On the plus side, adjudication is fast (28 days from start to finish). On the cautious side, it’s binding, with legal and expert fees not normally recoverable, even by the successful party. This means there is no room for error, and mistakes can be expensive. All of which suggests you’re likely to be best off with the firm which has conducted more successful adjudications than any other.

Key Contacts

Other key Adjudication contacts

There is often only one opportunity to convince the tribunal of your case, and this has to be prepared and presented in a very tight timeframe. We will help you successfully face that challenge.

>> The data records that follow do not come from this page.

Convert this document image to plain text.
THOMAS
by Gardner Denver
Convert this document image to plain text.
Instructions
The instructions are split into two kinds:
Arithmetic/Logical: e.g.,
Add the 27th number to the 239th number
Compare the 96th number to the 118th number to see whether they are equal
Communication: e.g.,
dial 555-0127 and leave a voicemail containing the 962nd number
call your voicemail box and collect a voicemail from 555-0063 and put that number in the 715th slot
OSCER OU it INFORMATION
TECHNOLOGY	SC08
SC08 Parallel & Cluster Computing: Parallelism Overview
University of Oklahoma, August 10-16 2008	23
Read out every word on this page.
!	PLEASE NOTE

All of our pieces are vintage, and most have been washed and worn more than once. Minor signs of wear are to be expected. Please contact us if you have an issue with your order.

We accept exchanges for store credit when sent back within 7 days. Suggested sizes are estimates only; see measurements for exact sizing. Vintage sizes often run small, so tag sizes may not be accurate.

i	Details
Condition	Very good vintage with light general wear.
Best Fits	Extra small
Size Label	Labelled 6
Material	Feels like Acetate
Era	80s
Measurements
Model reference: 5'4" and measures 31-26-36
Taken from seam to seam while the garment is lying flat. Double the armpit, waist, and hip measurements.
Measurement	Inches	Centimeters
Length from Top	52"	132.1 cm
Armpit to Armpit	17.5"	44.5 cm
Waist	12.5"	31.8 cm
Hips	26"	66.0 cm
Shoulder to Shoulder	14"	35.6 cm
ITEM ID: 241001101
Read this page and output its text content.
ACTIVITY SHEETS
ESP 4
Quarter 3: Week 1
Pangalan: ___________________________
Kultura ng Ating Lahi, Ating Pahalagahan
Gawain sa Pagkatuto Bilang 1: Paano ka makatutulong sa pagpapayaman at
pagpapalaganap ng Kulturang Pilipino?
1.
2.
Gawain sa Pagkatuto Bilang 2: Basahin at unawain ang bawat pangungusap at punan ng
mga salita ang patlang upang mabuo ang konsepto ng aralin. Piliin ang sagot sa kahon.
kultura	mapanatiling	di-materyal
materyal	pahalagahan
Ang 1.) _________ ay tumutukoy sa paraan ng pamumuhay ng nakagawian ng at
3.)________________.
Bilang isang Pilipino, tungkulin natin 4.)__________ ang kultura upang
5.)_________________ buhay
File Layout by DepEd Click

Many of our team deal with adjudications on a daily basis.  We also understand the commercial imperatives behind our clients' instructions. 

Case examples

  1. Final account negotiation.  We acted for one of the main contractors on a very large national infrastructure project.  The contractor concerned was unable to strike a final account settlement as a result of spurious claims made against it made by the project manager.  We initiated a £50m adjudication on behalf of the contractor which resulted in a changed position in negotiation and a settlement on favourable terms for our client.
  2. Operational advice.  When supplying operational support to a live major infrastructure project, we assisted our client to explain informally that in the event of the other side continuing with an unreasonable approach to certification, we would be forced to adjudicate interim certificates as a matter of course.  This informal explanation encouraged the certifying authority to be more reasonable in its certification process and enabled the project to continue, with the contractor in positive cash flow.
  3. Defective design.  In a major infrastructure project, a defective design had resulted in a settlement of an element of the works.  Responsibility for the design was contested between employer and contractor.  We initiated an adjudication during the progress of the works which allowed the parties to resolve their difference over who was responsible and complete the project on time and within budget.
  4. Liquidated damages.  The employer in a building contract had taken over part of the site, yet attempted to levy liquidate damages (LDs) against our contractor client, in a manner inconsistent with the agreement between them.  The adjudicator decided that the LDs provision was a penalty and ordered the repayment of the LDs deducted by the employer.
  5. Jurisdiction and crystallisation of a dispute.  On behalf of an employer, we argued successfully that the adjudicator had been improperly appointed and that he had no jurisdiction to decide the issue at hand.  We also argued successfully that the point taken against our client did not amount to a dispute (or difference) and therefore there was no entitlement to adjudicate the dispute.